The save command will block the Redis server process until the RDB file is created. During the blocking period of the Redis server, the server cannot process any command requests.
The bgsave command creates a child process. The child process is responsible for creating the RDB file, and the parent process (ie, the Redis main process) continues to process the request.
During the execution of the bgsave command, only the fork child process will block the server. For the save command, the whole process will block the server. Therefore, save has been basically abandoned, and the online environment must prevent the use of save.
(2) Automatic triggering
When RDB persistence is automatically triggered, Redis will also choose bgsave instead of save for persistence.
save m n
The most common situation for automatic triggering is to pass save mn in the configuration file, specifying that bgsave will be triggered when n changes occur within m seconds.
vim /etc/ redis/6379. conf
-- 219行--以下三个save条件满足任意- - 个时,都会引起bgsave的调用
save 900 1 :当时间到900秒时, 如果redis数据发生了至少1次变化,则执行bgsave
save 300 10 :当时间到300秒时,如果redis数据发生了至少10次变化,则执行bgsave
save 60 10000 :当时间到60秒时,如果redis数据发生了至少10000次变化,则执行bgsave
--254行--指定RDB文件名
dbfilename dump.rdb
-- 264行--指定RDB文件和AOF文件所在目录
dir /var/lib/redis/6379
-- 242行--是否开启RDB文件压缩
rdbcompression yes
##Other automatic trigger mechanism##
In addition to savemn, there are some other situations that will trigger bgsave:
●In the master-slave replication scenario, if the slave node performs a full copy operation, the master node will execute the bgsave command and save the rdb file Sent to the slave node.
● When the shutdown command is executed, rdb persistence is automatically executed.
11.2.2 Execution process
(1) The Redis parent process first judges whether it is currently executing save, or the child process of bgsave/bgrewriteaof, if it is executing, the bgsave command returns directly.
The child processes of bgsave/bgrewriteaof cannot be executed at the same time, mainly based on performance considerations: two concurrent child processes simultaneously perform a large number of disk write operations, which may cause serious
performance problems.
(2) The parent process executes the fork operation to create a child process.

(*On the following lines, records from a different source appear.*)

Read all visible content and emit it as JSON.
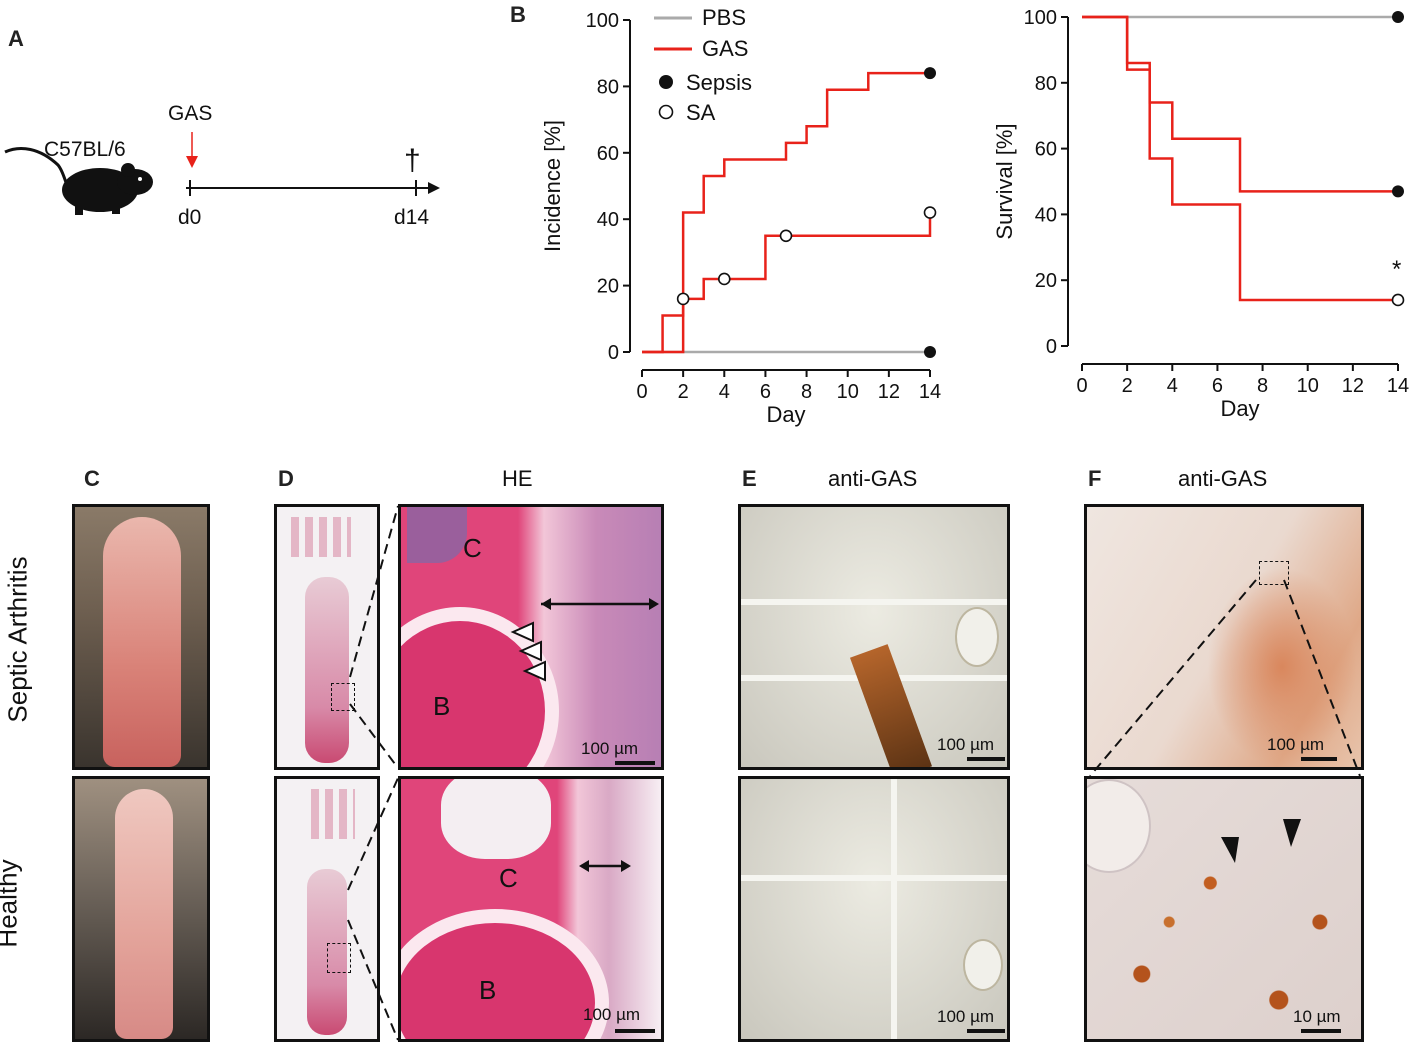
{
  "panels": {
    "A": {
      "letter": "A",
      "mouse_strain": "C57BL/6",
      "injection": "GAS",
      "day_start": "d0",
      "day_end": "d14",
      "endpoint_symbol": "†"
    },
    "B": {
      "letter": "B"
    },
    "C": {
      "letter": "C"
    },
    "D": {
      "letter": "D",
      "stain": "HE",
      "label_C": "C",
      "label_B": "B",
      "scale": "100 µm"
    },
    "E": {
      "letter": "E",
      "stain": "anti-GAS",
      "scale": "100 µm"
    },
    "F": {
      "letter": "F",
      "stain": "anti-GAS",
      "scale_top": "100 µm",
      "scale_bottom": "10 µm"
    }
  },
  "row_labels": {
    "top": "Septic Arthritis",
    "bottom": "Healthy"
  },
  "legend": {
    "pbs": "PBS",
    "gas": "GAS",
    "sepsis": "Sepsis",
    "sa": "SA"
  },
  "colors": {
    "pbs": "#aaaaaa",
    "gas": "#e8221a",
    "he_pink": "#e0457a",
    "dab_brown": "#b5652b"
  },
  "chart_data": [
    {
      "type": "line",
      "step": true,
      "xlabel": "Day",
      "ylabel": "Incidence [%]",
      "xlim": [
        0,
        14
      ],
      "ylim": [
        0,
        100
      ],
      "xticks": [
        0,
        2,
        4,
        6,
        8,
        10,
        12,
        14
      ],
      "yticks": [
        0,
        20,
        40,
        60,
        80,
        100
      ],
      "series": [
        {
          "name": "PBS",
          "color": "#aaaaaa",
          "x": [
            0,
            14
          ],
          "y": [
            0,
            0
          ],
          "end_marker": "filled"
        },
        {
          "name": "GAS",
          "color": "#e8221a",
          "endpoint": "Sepsis",
          "x": [
            0,
            2,
            3,
            4,
            7,
            8,
            9,
            11,
            14
          ],
          "y": [
            0,
            42,
            53,
            58,
            63,
            68,
            79,
            84,
            84
          ],
          "end_marker": "filled"
        },
        {
          "name": "GAS",
          "color": "#e8221a",
          "endpoint": "SA",
          "x": [
            0,
            1,
            2,
            3,
            6,
            14
          ],
          "y": [
            0,
            11,
            16,
            22,
            35,
            42
          ],
          "open_markers": [
            [
              2,
              16
            ],
            [
              4,
              22
            ],
            [
              7,
              35
            ],
            [
              14,
              42
            ]
          ]
        }
      ]
    },
    {
      "type": "line",
      "step": true,
      "xlabel": "Day",
      "ylabel": "Survival [%]",
      "xlim": [
        0,
        14
      ],
      "ylim": [
        0,
        100
      ],
      "xticks": [
        0,
        2,
        4,
        6,
        8,
        10,
        12,
        14
      ],
      "yticks": [
        0,
        20,
        40,
        60,
        80,
        100
      ],
      "annotation": "*",
      "series": [
        {
          "name": "PBS",
          "color": "#aaaaaa",
          "x": [
            0,
            14
          ],
          "y": [
            100,
            100
          ],
          "end_marker": "filled"
        },
        {
          "name": "GAS",
          "color": "#e8221a",
          "endpoint": "Sepsis",
          "x": [
            0,
            2,
            3,
            4,
            7,
            14
          ],
          "y": [
            100,
            84,
            74,
            63,
            47,
            47
          ],
          "end_marker": "filled"
        },
        {
          "name": "GAS",
          "color": "#e8221a",
          "endpoint": "SA",
          "x": [
            0,
            2,
            3,
            4,
            7,
            14
          ],
          "y": [
            100,
            86,
            57,
            43,
            14,
            14
          ],
          "end_marker": "open"
        }
      ]
    }
  ]
}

During this process, the parent process is blocked, and Redis cannot execute any commands from the client.
(3) After the parent process forks, the bgsave command returns the "Background saving started" message and no longer blocks The parent process, and can respond to other commands
(4) The child process creates an RDB file, generates a temporary snapshot file based on the memory snapshot of the parent process, and atomically replaces the original file after completion
(5) The child process sends a signal to the parent process to indicate completion, and the parent Process update statistics
11.2.3 Load at startup
The loading of the RDB file is automatically executed when the server starts, and there is no special command. However, because AOF has a higher priority, when AOF is turned on, Redis will load AOF files first to restore data; only when AOF is turned off, RDB files will be detected when the Redis server is started and automatically loaded. The server is blocked while loading the RDB file until the loading is completed.
When Redis loads the RDB file, it will verify the RDB file. If the file is damaged, an error will be printed in the log and Redis will fail to start.